MiniMüzikhol : L'avant-garde de la jeunesse turque
Posté le 17.08.2016
par Clément Bernard-Skalecki

Le Sucre s'est entretenu avec Undomondo, le programmateur du club d'Istanbul MiniMüzikhol. Il nous livre son regard aiguisé sur la vie culturelle turque actuelle, l'opposition entre underground et mainstream ainsi que la situation politique de son pays.

 

Si tu devais présenter ton club à quelqu’un qui n’est jamais venu…


MiniMüzikhol est un petit club, comme son nom l’indique : compact, bordélique et bruyant, un endroit où l'on se sent chez soi pour résumer.


Peux-tu nous présenter la scène Turque et ce qui la caractérise ?


Je ne pense pas qu’on puisse dire qu’il existe ce « sentiment commun » à Istanbul actuellement. Il n’y a pas vraiment de « scène » dans le sens littéral du mot: il n’existe pas de style musical stambouliote de référence, joué par un groupe de personnes spécifiques, en tout cas pas au niveau des genres qui m’intéressent. La première génération de clubbers qui a émergé au milieu des années 90 constitue une petite scène, et ils apportent vraiment quelque chose à une soirée lorsqu’ils sont présents, mais ils n’ont plus l’âge pour sortir tous les soirs.

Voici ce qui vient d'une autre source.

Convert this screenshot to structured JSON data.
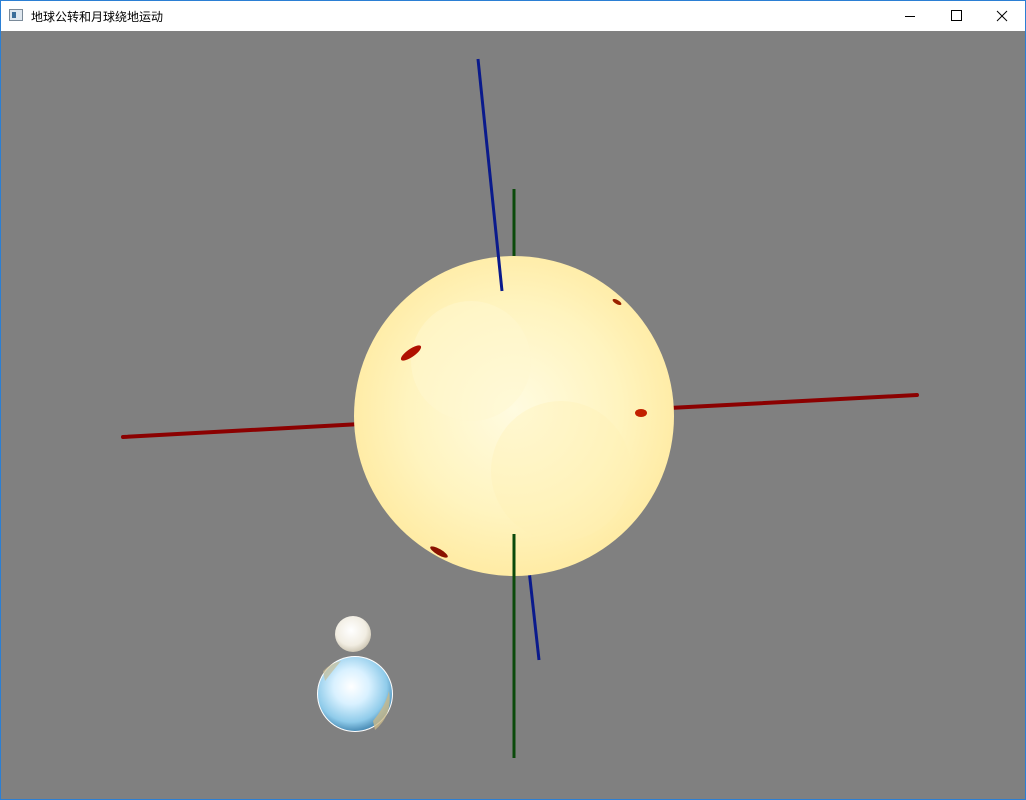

Je ne suis pas vraiment les tendances de la nouvelle génération, mais je n’ai pas non plus l’impression de louper grand chose. Cela étant dit, il reste encore beaucoup de gens qui connaissent leur musique et maintiennent une ouverture d’esprit. Si tu es capable de les faire venir, tu peux être certain que la vibe de ta soirée sera bonne.

J’ai le sentiment que le public est de plus en plus ouvert musicalement parlant. On accorde plus d’importance au travail de digging (à l’image de Baris K), aux DJs qui prennent des risques dans leurs sets. Les gens ne sont plus uniquement attirés par la « techno pour lever les bras en l’air » (pour caricaturer un peu), mais sont également demandeurs de sonorités venant d’autres continents, comme l’Afrique ou le Moyen-Orient. Quel est ton avis là-dessus ?


Je pense que la scène des musiques électroniques s’est scindée en deux entités séparées. Il est vrai qu’il existe des gens qui s’intéressent davantage aux diggers en ce moment, et qu’on voit émerger un courant que je pourrais nommer « exoticisme », voire « orientalisme ». Je pense que c’est rafraîchissant et sain. En revanche en parallèle, je constate aussi que ces dix dernières années, une certaine forme de consumérisme aveugle a gagné les grands clubs et les festivals. On sert aux gens de la techno mainstream édulcorée, on leur vend des DJs stars parce qu’ils ont de l’argent à dépenser. Ces deux mondes existent simultanément, non ?


Rentrons un peu dans des thématiques plus politiques si tu es ok avec ça. Ton pays la Turquie est un éternel candidat à l’entrée dans l’Union européenne - même si aujourd’hui ses chances semblent plus que jamais compromises. En tant que programmateur d’un club accueillant beaucoup d’artistes internationaux, que penses-tu de cette perspective ?


Malheureusement, le sentiment européen est progressivement mort en Turquie, et je ne suis pas sûr qu’il ait un jour existé au sein de l’UE. Nous espérions que la candidature soit source de progrès sur des multiples aspects, même dans l’hypothèse où elle n’aurait pas abouti in fine. Quoiqu’il en soit aujourd’hui, la situation politique a changé de manière dramatique. Il y a eu beaucoup d’annulations ces derniers mois, mais la plupart de nos amis ont su rester incroyablement dignes, courageux et heureux de venir au club et d’être avec nous malgré ce contexte sombre.


Comme tu viens de l’aborder, ton pays traverse actuellement un effrayant virage autoritaire, avec l’annulation et/ou la répression de beaucoup d’événements tels que la Gay Pride ou la journée des droits des femmes. Est-ce que tu perçois le MiniMüzikhol et la musique que vous y jouez comme des formes de résistance face à un pouvoir politique de plus en plus rétrograde ?


Le fait de gérer un club diversifié ou d’organiser un festival à Istanbul n’est jamais quelque chose d’anodin, notre démarche nous a toujours paru aller à contre-courant. Je comprends ce que tu veux dire mais pour être honnête, dire que nous sommes dans la résistance ou l’action politique serait injuste vis-à-vis de nos amis activistes qui eux sont dans un vrai combat. Le pouvoir politique Turque est aujourd’hui quelque chose de beaucoup trop direct et de réel; les actes symboliques comme le clubbing et la danse ne sont rien de plus qu’une bouffée d’air, une tentative de garder la tête haute. Si de cette façon, nous pouvons aider nos amis à ne pas basculer dans la folie, ce serait déjà un véritable accomplissement.